We considered what cellular adaptation induced by mechanical input might enhance Akt-GSK3β signal transduction. FAs represent an intracellular connection between the cell substrate surface and the cytoskeleton and are known to develop tension in response to mechanical perturbation [26
]. These focal contacts can grow in response to applied mechanical force [18
], a process that not only contributes to the enhanced structure of the cell but also influences lineage specification through cytoskeletal structure [14
]. Furthermore, MSCs responsiveness to mechanical signals has been suggested to function on a micrometer scale suggesting interactions between FAs [38
]. In response to the first session of loading, we found that FAs assembled at the edges of the MSCs increased by nearly fivefold in strained cells. Not surprisingly, the increase in FAs was paralleled by an increase in RhoA activity, as RhoA activation promotes adhesion maturation [39
], and RhoA, through Rock-mediated myosin II activation, increases cellular contractility. The resulting tension on integrin triggers protein recruitment and signaling pathway activation leading to strengthening and growth of the adhesion [40
] emphasizing that the cytoskeletal adaptations, while certainly contributing to cell structure, also proactively influence biological processes. In the absence of RhoA activation, FAs failed to form after mechanical loading.

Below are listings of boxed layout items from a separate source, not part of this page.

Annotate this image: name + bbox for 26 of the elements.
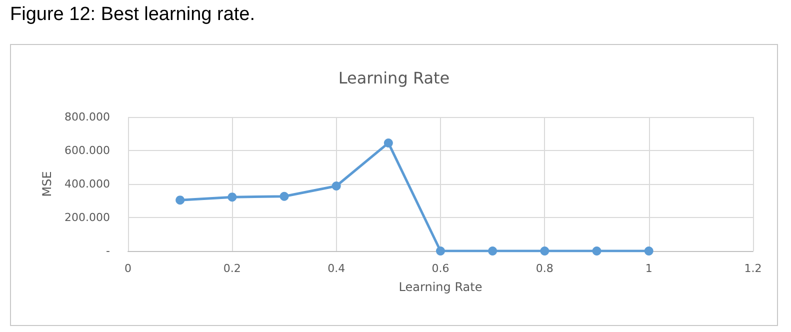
x-tick-label: 0.4 <box>328 262 346 275</box>
y-tick-label: 400.000 <box>64 178 110 190</box>
y-tick-label: - <box>106 244 110 258</box>
x-tick-label: 0.6 <box>432 262 450 275</box>
point <box>228 192 237 202</box>
y-tick-label: 800.000 <box>64 110 110 124</box>
x-tick-label: 1.2 <box>744 262 762 275</box>
y-tick-label: 200.000 <box>64 211 110 224</box>
x-tick-label: 0 <box>124 262 132 275</box>
x-tick-label: 0.2 <box>223 262 241 275</box>
caption: Figure 12: Best learning rate. <box>10 4 256 26</box>
point <box>176 196 185 205</box>
point <box>384 138 393 148</box>
y-axis-title: MSE <box>40 171 54 197</box>
point <box>488 246 498 256</box>
point <box>540 246 550 256</box>
y-tick-label: 600.000 <box>64 144 110 157</box>
point <box>644 246 654 256</box>
x-tick-label: 0.8 <box>536 262 554 275</box>
x-tick-label: 1 <box>645 262 652 275</box>
point <box>280 192 289 201</box>
point <box>592 246 602 256</box>
chart-title: Learning Rate <box>338 68 450 88</box>
x-axis-title: Learning Rate <box>398 280 482 294</box>
point <box>332 182 341 191</box>
point <box>436 246 445 256</box>
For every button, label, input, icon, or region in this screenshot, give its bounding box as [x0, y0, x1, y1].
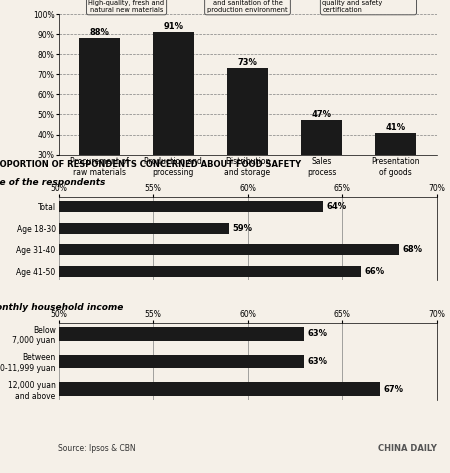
Text: Source: Ipsos & CBN: Source: Ipsos & CBN	[58, 444, 136, 453]
Text: PROPORTION OF RESPONDENTS CONCERNED ABOUT FOOD SAFETY: PROPORTION OF RESPONDENTS CONCERNED ABOU…	[0, 160, 301, 169]
Text: Age of the respondents: Age of the respondents	[0, 178, 106, 187]
Bar	[0, 355, 304, 368]
Bar	[0, 327, 304, 341]
Text: 73%: 73%	[238, 58, 257, 67]
Text: 41%: 41%	[386, 123, 406, 131]
Bar	[301, 121, 342, 215]
Bar	[375, 132, 416, 215]
Bar	[79, 38, 120, 215]
Text: Use of harmful additives
and sanitation of the
production environment: Use of harmful additives and sanitation …	[207, 0, 288, 13]
Bar	[0, 266, 361, 277]
Text: 63%: 63%	[308, 357, 328, 366]
Text: CHINA DAILY: CHINA DAILY	[378, 444, 436, 453]
Text: Whether there is
comprehensive information
(food ingredients,
manufacturer inden: Whether there is comprehensive informati…	[322, 0, 414, 13]
Text: 66%: 66%	[364, 267, 385, 276]
Text: 59%: 59%	[232, 224, 252, 233]
Text: High-quality, fresh and
natural new materials: High-quality, fresh and natural new mate…	[89, 0, 165, 13]
Bar	[153, 32, 194, 215]
Text: 68%: 68%	[402, 245, 423, 254]
Text: Monthly household income: Monthly household income	[0, 303, 123, 312]
Bar	[0, 244, 399, 255]
Bar	[0, 382, 380, 396]
Text: 64%: 64%	[327, 202, 347, 211]
Bar	[0, 223, 229, 234]
Text: 67%: 67%	[383, 385, 404, 394]
Text: 88%: 88%	[90, 28, 109, 37]
Bar	[227, 68, 268, 215]
Text: 47%: 47%	[311, 111, 332, 120]
Bar	[0, 201, 323, 212]
Text: 63%: 63%	[308, 329, 328, 338]
Text: 91%: 91%	[163, 22, 184, 31]
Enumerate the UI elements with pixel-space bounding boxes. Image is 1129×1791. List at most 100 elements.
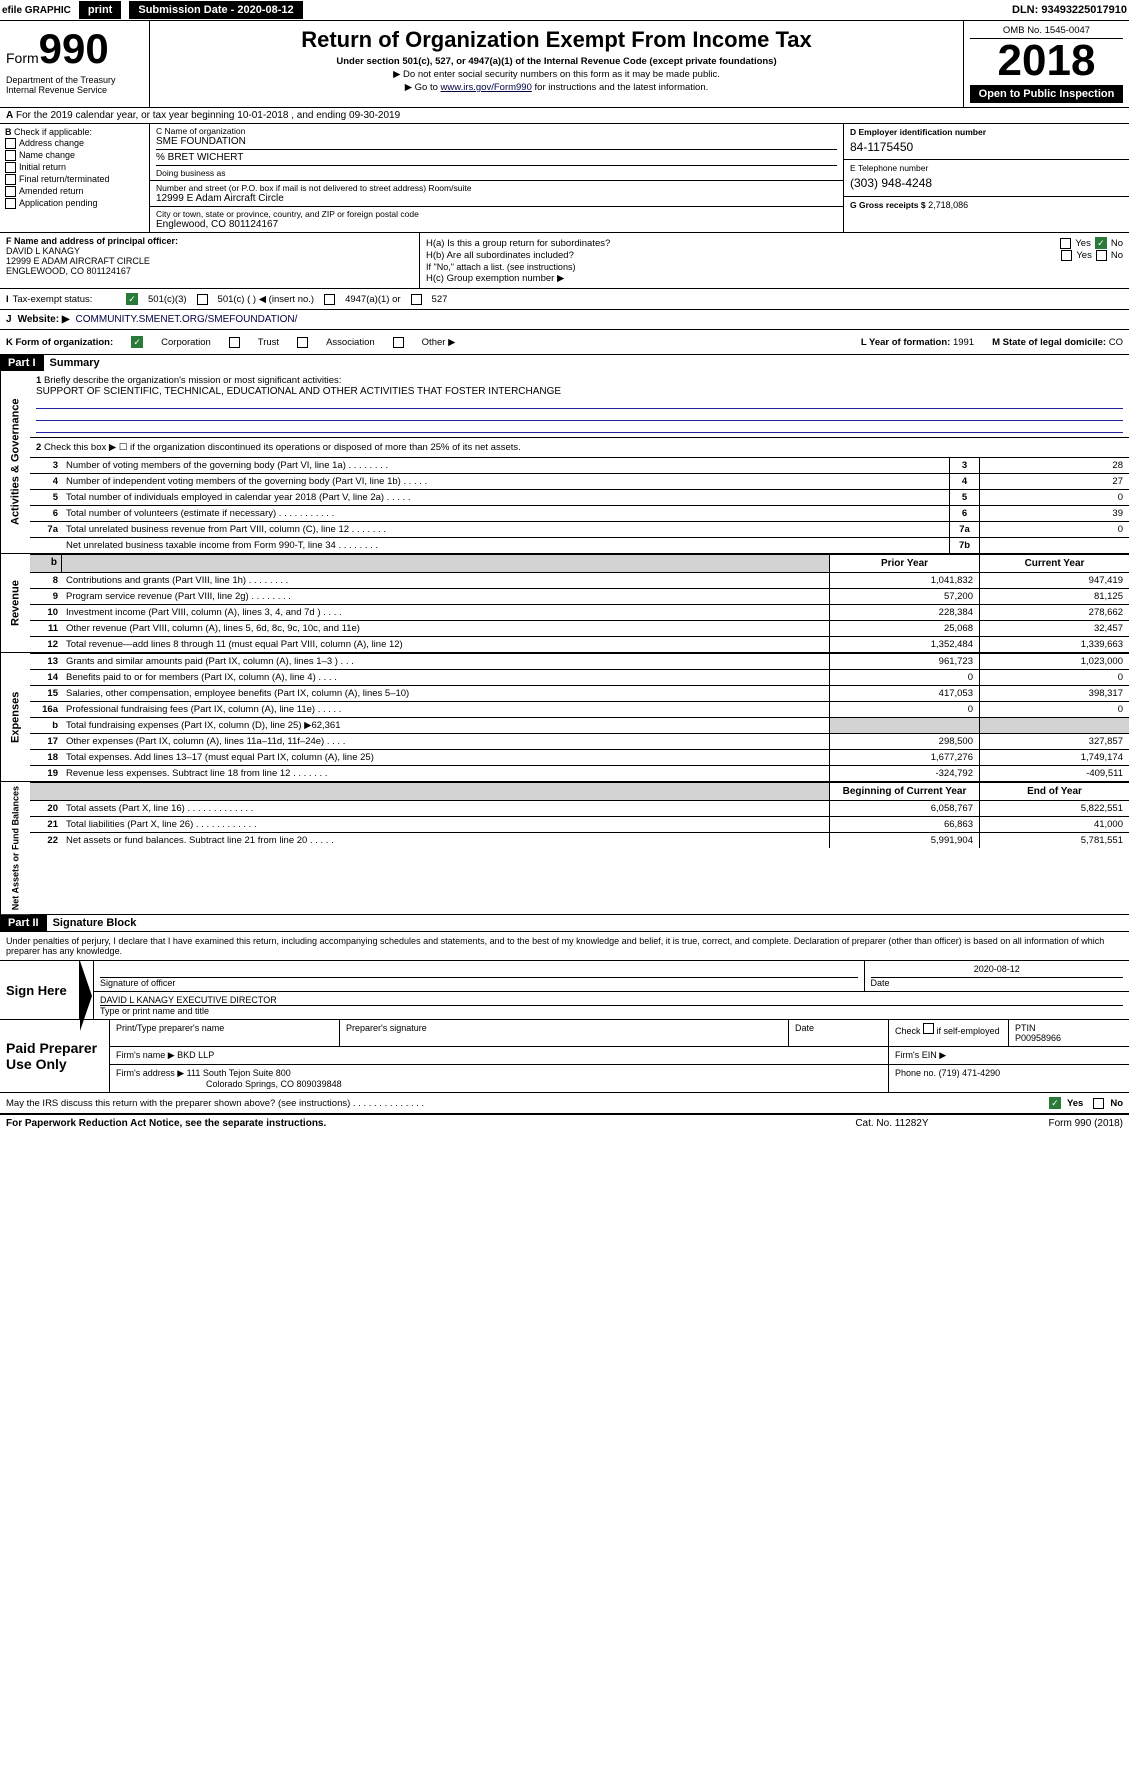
box-f: F Name and address of principal officer:… <box>0 233 420 288</box>
paid-preparer-block: Paid Preparer Use Only Print/Type prepar… <box>0 1019 1129 1093</box>
part1-header: Part ISummary <box>0 355 1129 371</box>
side-label-revenue: Revenue <box>0 554 30 652</box>
gross-receipts: 2,718,086 <box>928 200 968 210</box>
officer-print-name: DAVID L KANAGY EXECUTIVE DIRECTOR <box>100 995 1123 1006</box>
form-header: Form990 Department of the Treasury Inter… <box>0 21 1129 108</box>
summary-line: 7aTotal unrelated business revenue from … <box>30 521 1129 537</box>
section-i: I Tax-exempt status: ✓501(c)(3) 501(c) (… <box>0 289 1129 310</box>
ptin: P00958966 <box>1015 1033 1061 1043</box>
firm-name: BKD LLP <box>177 1050 214 1060</box>
irs-link[interactable]: www.irs.gov/Form990 <box>441 82 532 93</box>
box-h: H(a) Is this a group return for subordin… <box>420 233 1129 288</box>
firm-phone: (719) 471-4290 <box>939 1068 1001 1078</box>
chk-name-change[interactable] <box>5 150 16 161</box>
chk-trust[interactable] <box>229 337 240 348</box>
chk-initial-return[interactable] <box>5 162 16 173</box>
hb-yes[interactable] <box>1061 250 1072 261</box>
summary-line: 3Number of voting members of the governi… <box>30 457 1129 473</box>
summary-line: 6Total number of volunteers (estimate if… <box>30 505 1129 521</box>
form-title: Return of Organization Exempt From Incom… <box>156 27 957 53</box>
city-state-zip: Englewood, CO 801124167 <box>156 219 837 230</box>
efile-label: efile GRAPHIC <box>2 5 71 16</box>
firm-address-1: 111 South Tejon Suite 800 <box>187 1068 291 1078</box>
summary-line: 5Total number of individuals employed in… <box>30 489 1129 505</box>
financial-line: 13Grants and similar amounts paid (Part … <box>30 653 1129 669</box>
financial-line: 9Program service revenue (Part VIII, lin… <box>30 588 1129 604</box>
top-toolbar: efile GRAPHIC print Submission Date - 20… <box>0 0 1129 21</box>
ein: 84-1175450 <box>850 140 1123 154</box>
sign-date: 2020-08-12 <box>871 964 1124 978</box>
hb-no[interactable] <box>1096 250 1107 261</box>
tax-year: 2018 <box>970 39 1123 83</box>
financial-line: 19Revenue less expenses. Subtract line 1… <box>30 765 1129 781</box>
section-klm: K Form of organization: ✓Corporation Tru… <box>0 330 1129 355</box>
chk-527[interactable] <box>411 294 422 305</box>
sign-arrow-icon <box>80 961 92 1031</box>
box-b: B Check if applicable: Address change Na… <box>0 124 150 232</box>
financial-line: 10Investment income (Part VIII, column (… <box>30 604 1129 620</box>
year-formation: 1991 <box>953 337 974 348</box>
discuss-row: May the IRS discuss this return with the… <box>0 1093 1129 1114</box>
dln-label: DLN: 93493225017910 <box>1012 4 1127 16</box>
chk-other[interactable] <box>393 337 404 348</box>
street-address: 12999 E Adam Aircraft Circle <box>156 193 837 204</box>
discuss-no[interactable] <box>1093 1098 1104 1109</box>
financial-line: 15Salaries, other compensation, employee… <box>30 685 1129 701</box>
dept-label: Department of the Treasury Internal Reve… <box>6 75 143 95</box>
box-c: C Name of organization SME FOUNDATION % … <box>150 124 844 232</box>
chk-amended[interactable] <box>5 186 16 197</box>
chk-self-employed[interactable] <box>923 1023 934 1034</box>
section-bcdeg: B Check if applicable: Address change Na… <box>0 124 1129 233</box>
penalties-text: Under penalties of perjury, I declare th… <box>0 931 1129 960</box>
side-label-expenses: Expenses <box>0 653 30 781</box>
chk-corp[interactable]: ✓ <box>131 336 143 348</box>
side-label-netassets: Net Assets or Fund Balances <box>0 782 30 914</box>
revenue-header: b Prior Year Current Year <box>30 554 1129 572</box>
submission-date-button[interactable]: Submission Date - 2020-08-12 <box>129 1 302 19</box>
website-link[interactable]: COMMUNITY.SMENET.ORG/SMEFOUNDATION/ <box>76 314 298 325</box>
chk-4947[interactable] <box>324 294 335 305</box>
expenses-section: Expenses 13Grants and similar amounts pa… <box>0 653 1129 782</box>
mission-text: SUPPORT OF SCIENTIFIC, TECHNICAL, EDUCAT… <box>36 386 561 397</box>
part2-header: Part IISignature Block <box>0 915 1129 931</box>
netassets-header: Beginning of Current Year End of Year <box>30 782 1129 800</box>
chk-501c[interactable] <box>197 294 208 305</box>
chk-app-pending[interactable] <box>5 198 16 209</box>
financial-line: 22Net assets or fund balances. Subtract … <box>30 832 1129 848</box>
net-assets-section: Net Assets or Fund Balances Beginning of… <box>0 782 1129 915</box>
chk-address-change[interactable] <box>5 138 16 149</box>
ha-no[interactable]: ✓ <box>1095 237 1107 249</box>
print-button[interactable]: print <box>79 1 121 19</box>
subtitle-3: ▶ Go to www.irs.gov/Form990 for instruct… <box>156 82 957 93</box>
financial-line: 16aProfessional fundraising fees (Part I… <box>30 701 1129 717</box>
summary-line: Net unrelated business taxable income fr… <box>30 537 1129 553</box>
chk-assoc[interactable] <box>297 337 308 348</box>
state-domicile: CO <box>1109 337 1123 348</box>
subtitle-2: ▶ Do not enter social security numbers o… <box>156 69 957 80</box>
sign-here-label: Sign Here <box>0 961 80 1019</box>
subtitle-1: Under section 501(c), 527, or 4947(a)(1)… <box>156 56 957 67</box>
section-fh: F Name and address of principal officer:… <box>0 233 1129 289</box>
careof: % BRET WICHERT <box>156 149 837 163</box>
financial-line: 20Total assets (Part X, line 16) . . . .… <box>30 800 1129 816</box>
chk-final-return[interactable] <box>5 174 16 185</box>
paid-preparer-label: Paid Preparer Use Only <box>0 1020 110 1092</box>
financial-line: 17Other expenses (Part IX, column (A), l… <box>30 733 1129 749</box>
org-name: SME FOUNDATION <box>156 136 837 147</box>
telephone: (303) 948-4248 <box>850 176 1123 190</box>
page-footer: For Paperwork Reduction Act Notice, see … <box>0 1114 1129 1132</box>
financial-line: 21Total liabilities (Part X, line 26) . … <box>30 816 1129 832</box>
officer-name: DAVID L KANAGY <box>6 246 80 256</box>
section-j: J Website: ▶ COMMUNITY.SMENET.ORG/SMEFOU… <box>0 310 1129 330</box>
line-a: A For the 2019 calendar year, or tax yea… <box>0 108 1129 124</box>
financial-line: 12Total revenue—add lines 8 through 11 (… <box>30 636 1129 652</box>
discuss-yes[interactable]: ✓ <box>1049 1097 1061 1109</box>
summary-line: 4Number of independent voting members of… <box>30 473 1129 489</box>
chk-501c3[interactable]: ✓ <box>126 293 138 305</box>
form-number: Form990 <box>6 25 143 73</box>
financial-line: 8Contributions and grants (Part VIII, li… <box>30 572 1129 588</box>
financial-line: 18Total expenses. Add lines 13–17 (must … <box>30 749 1129 765</box>
revenue-section: Revenue b Prior Year Current Year 8Contr… <box>0 554 1129 653</box>
financial-line: 14Benefits paid to or for members (Part … <box>30 669 1129 685</box>
ha-yes[interactable] <box>1060 238 1071 249</box>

The mechanically mediated assembly of FAs is a striking confirmation that the MSC both recognizes and adapts to exogenous physical stimuli and that these changes influence lineage selection of the precursor. Importantly, the degree to which MSCs perceive and respond to mechanical signals is strongly dependent on the temporal nature of the signal. The cell system, following an initial burst of mechanical signal, must incorporate a rest period before the mechanosensitivity is fully recovered. It appears that this refractory period allows a restructuring of cytoskeletal elements—indicating a transient cellular adaptation— and that this cytoskeletal rearrangement enables downstream amplification of incoming physical signals. As such, it is clear that signal timing, particularly in the context of a 24-hour cycle, is as important as is the magnitude of the signal to optimizing outcomes. As importantly, the temporary nature of the assembled FAs emphasizes yet another dynamic component of the cell response to mechanical signals and may underlie the established benefits of repetitive daily loading [7
Our data emphasize the importance of the cell cytoskeleton in enabling mechanotransduction pathways and that mechanically mediated restructuring of the architecture of the cell allows for amplification of these biological pathways. We believe these data also indicate a role for the cytoskeleton as an active transducer rather than passive scaffold in cellular responsiveness to physical signals. The transient nature of these cytoskeletal adaptations then serves as a short term memory of the physical environment and temporarily facilitates the amplification of further cell responses to downstream challenges. As such, the dynamic cytoskeletal restructuring is not only a means of enhancing signal sensitivity and responsiveness of the cell but also the transient nature of this response indicates that the absence of mechanical signals would ultimately be permissive to the dissolution of mechanosensitivity of the cell system.